Since every encoded image contains information about two private images, many are bound to overlap and share information from the same private image, in which case the encoded images will have some agreement. Even with only absolute value data, the attackers managed to train a neural network to leverage that agreement to classify whether a pair of encoded images share an image in common with high accuracy. Clustering the encoded images, the average of the cluster will retrieve the absolute value of the original image.

The attackers could have stopped there, but they used the data to reconstruct the encoding graph, the values of $\lambda$ that produced each encoded image. Each encoded image is then reduced to a noisy combination of two unknown images.

\[\tilde{x} = \|\lambda_{1}x_{i}+\lambda_{2}x_{j}+N\|\]

The challenge answered by the attackers contained $5000$ encoded images constructed from only $100$ private images, which results in $5000n$ non-linear equations in $100n$ variables (where $n$ is the image size). Gradient descent was able to retrieve the images despite the non-linearities.

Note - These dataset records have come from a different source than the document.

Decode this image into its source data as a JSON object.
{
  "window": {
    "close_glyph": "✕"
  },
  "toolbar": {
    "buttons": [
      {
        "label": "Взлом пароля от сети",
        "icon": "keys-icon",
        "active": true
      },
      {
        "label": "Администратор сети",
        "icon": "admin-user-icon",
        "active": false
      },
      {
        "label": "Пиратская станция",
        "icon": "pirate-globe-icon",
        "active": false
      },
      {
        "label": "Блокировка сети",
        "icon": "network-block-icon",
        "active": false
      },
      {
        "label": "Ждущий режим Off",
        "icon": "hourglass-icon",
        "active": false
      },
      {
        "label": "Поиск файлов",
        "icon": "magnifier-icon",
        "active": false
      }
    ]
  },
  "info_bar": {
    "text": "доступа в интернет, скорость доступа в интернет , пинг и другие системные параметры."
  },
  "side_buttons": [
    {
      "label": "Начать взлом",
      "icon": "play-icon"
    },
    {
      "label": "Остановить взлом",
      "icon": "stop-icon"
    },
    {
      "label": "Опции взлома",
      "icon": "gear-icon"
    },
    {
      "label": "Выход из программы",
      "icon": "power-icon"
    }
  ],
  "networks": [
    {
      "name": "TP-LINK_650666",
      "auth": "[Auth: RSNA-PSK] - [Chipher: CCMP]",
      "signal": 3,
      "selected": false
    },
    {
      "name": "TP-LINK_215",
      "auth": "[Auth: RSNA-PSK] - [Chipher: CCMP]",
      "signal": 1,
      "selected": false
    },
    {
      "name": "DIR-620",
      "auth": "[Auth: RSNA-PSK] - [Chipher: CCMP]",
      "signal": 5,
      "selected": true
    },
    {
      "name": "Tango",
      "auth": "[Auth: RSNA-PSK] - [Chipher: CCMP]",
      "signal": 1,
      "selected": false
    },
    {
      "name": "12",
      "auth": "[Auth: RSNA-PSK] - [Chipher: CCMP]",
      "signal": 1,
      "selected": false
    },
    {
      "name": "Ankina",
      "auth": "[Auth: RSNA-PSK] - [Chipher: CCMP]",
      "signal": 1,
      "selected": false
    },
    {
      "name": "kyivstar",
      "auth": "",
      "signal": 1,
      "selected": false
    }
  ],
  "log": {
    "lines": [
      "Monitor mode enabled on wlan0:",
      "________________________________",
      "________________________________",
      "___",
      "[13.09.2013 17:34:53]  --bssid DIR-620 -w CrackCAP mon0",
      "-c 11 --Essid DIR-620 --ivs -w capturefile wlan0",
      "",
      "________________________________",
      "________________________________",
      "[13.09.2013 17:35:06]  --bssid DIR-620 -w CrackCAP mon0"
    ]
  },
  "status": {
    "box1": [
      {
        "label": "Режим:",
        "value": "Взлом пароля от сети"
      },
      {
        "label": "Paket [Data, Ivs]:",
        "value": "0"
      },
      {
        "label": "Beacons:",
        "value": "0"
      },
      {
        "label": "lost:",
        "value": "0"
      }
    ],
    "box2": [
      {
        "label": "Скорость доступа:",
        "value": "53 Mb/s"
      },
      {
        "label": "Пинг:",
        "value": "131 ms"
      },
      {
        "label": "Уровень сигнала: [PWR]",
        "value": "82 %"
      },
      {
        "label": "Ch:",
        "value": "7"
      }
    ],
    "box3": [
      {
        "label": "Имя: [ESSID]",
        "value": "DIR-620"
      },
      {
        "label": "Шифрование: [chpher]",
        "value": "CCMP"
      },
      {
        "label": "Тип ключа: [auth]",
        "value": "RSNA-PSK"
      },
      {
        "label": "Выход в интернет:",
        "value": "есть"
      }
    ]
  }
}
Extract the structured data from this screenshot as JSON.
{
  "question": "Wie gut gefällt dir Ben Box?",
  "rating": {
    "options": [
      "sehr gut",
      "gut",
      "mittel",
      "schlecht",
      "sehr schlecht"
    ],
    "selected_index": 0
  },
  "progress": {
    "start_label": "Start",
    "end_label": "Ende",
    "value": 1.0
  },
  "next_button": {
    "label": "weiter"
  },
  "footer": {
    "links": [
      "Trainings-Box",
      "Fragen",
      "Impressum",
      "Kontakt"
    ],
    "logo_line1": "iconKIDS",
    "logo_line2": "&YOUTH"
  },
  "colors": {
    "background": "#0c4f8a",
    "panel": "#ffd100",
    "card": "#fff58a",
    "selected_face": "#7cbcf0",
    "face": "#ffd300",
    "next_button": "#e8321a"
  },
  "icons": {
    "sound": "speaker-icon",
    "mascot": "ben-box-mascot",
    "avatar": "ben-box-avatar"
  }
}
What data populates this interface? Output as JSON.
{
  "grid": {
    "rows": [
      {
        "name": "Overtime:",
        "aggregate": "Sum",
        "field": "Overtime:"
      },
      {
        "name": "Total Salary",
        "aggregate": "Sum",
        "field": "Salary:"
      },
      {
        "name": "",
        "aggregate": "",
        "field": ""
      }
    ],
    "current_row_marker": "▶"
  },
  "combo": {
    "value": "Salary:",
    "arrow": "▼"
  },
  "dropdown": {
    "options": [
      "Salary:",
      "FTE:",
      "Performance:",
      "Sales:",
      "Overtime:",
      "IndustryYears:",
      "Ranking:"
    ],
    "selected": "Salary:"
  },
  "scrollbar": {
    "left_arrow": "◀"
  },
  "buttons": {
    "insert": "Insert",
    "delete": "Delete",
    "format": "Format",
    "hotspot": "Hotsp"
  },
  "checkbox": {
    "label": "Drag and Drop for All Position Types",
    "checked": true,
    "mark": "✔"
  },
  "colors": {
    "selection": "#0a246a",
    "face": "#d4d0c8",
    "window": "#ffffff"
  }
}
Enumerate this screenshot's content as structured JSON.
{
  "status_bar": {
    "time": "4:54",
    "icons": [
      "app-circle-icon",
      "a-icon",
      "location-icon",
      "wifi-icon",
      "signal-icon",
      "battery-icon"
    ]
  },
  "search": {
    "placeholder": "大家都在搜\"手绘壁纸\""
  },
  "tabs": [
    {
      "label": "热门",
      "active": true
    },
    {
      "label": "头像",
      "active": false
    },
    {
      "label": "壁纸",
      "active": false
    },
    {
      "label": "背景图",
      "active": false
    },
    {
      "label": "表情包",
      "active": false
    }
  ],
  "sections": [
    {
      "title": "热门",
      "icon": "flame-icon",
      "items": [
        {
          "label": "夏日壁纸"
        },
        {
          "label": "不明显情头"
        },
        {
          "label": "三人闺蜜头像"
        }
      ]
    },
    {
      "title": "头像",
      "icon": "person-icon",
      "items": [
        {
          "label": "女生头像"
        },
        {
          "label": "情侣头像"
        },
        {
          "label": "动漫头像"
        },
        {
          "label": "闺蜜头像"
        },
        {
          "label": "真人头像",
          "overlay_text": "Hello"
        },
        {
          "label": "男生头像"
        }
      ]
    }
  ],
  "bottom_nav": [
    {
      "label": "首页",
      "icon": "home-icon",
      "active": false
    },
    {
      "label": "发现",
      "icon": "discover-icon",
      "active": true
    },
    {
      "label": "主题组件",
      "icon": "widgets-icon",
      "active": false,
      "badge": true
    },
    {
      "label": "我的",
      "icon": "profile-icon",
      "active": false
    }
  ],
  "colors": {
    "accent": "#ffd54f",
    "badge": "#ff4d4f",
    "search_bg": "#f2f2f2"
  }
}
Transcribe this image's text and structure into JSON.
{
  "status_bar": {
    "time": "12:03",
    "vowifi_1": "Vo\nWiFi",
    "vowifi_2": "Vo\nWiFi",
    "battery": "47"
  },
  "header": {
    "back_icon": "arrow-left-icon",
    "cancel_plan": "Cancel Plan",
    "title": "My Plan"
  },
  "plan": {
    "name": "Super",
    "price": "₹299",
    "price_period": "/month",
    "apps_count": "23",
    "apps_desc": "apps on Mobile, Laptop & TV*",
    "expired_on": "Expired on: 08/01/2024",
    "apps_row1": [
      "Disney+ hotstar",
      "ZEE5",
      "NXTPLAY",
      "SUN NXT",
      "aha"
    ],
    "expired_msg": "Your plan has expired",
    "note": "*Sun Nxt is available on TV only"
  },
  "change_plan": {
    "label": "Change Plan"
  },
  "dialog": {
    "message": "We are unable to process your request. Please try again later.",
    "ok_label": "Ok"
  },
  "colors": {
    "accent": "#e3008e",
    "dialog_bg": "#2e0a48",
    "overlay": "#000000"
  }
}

\[\arg \min_{X \in [-1,1]^{n \times t}} \\|\mathrm{abs}(AX)-\tilde{X}\\|^{2}\]

Ambiguous Privacy

This example demonstrates the need for a definition of security that can be proven or tested, which might be more relaxed than that of differential privacy to allow for efficiency.

Why not avoid repeated use of private datapoints?

We must remember that data providers always have a maximum privacy alternative: not to share the data. If we increased the proportion of public data in the encoding, we’d rapidly lose the benefit of our private data, whether if due to noise or distribution shift.

Black Box Recovery

Carlini et al. (2020) showed that even with limitations on queries from a black-box model, the model’s parameters can often be reconstructed.

Summary

Queries can allow to reconstruct models, knowledge of the model can allow to reconstruct training data and knowledge of the training data, even if encrypted, can allow to reconstruct original private data.

Therefore, definitions of security need to be proposed and mechanisms to ensure them need to be proven. The state of the field today can be summarized in three approaches:

Cryptographic approaches can ensure privacy, at great cost to performance and efficiency.
Differential privacy can allow for a tuned trade-off between privacy and utility, currently with high cost.
Heuristic approaches can be the best of both worlds, but lack guarantees and are in risk of attacks that can break them completely.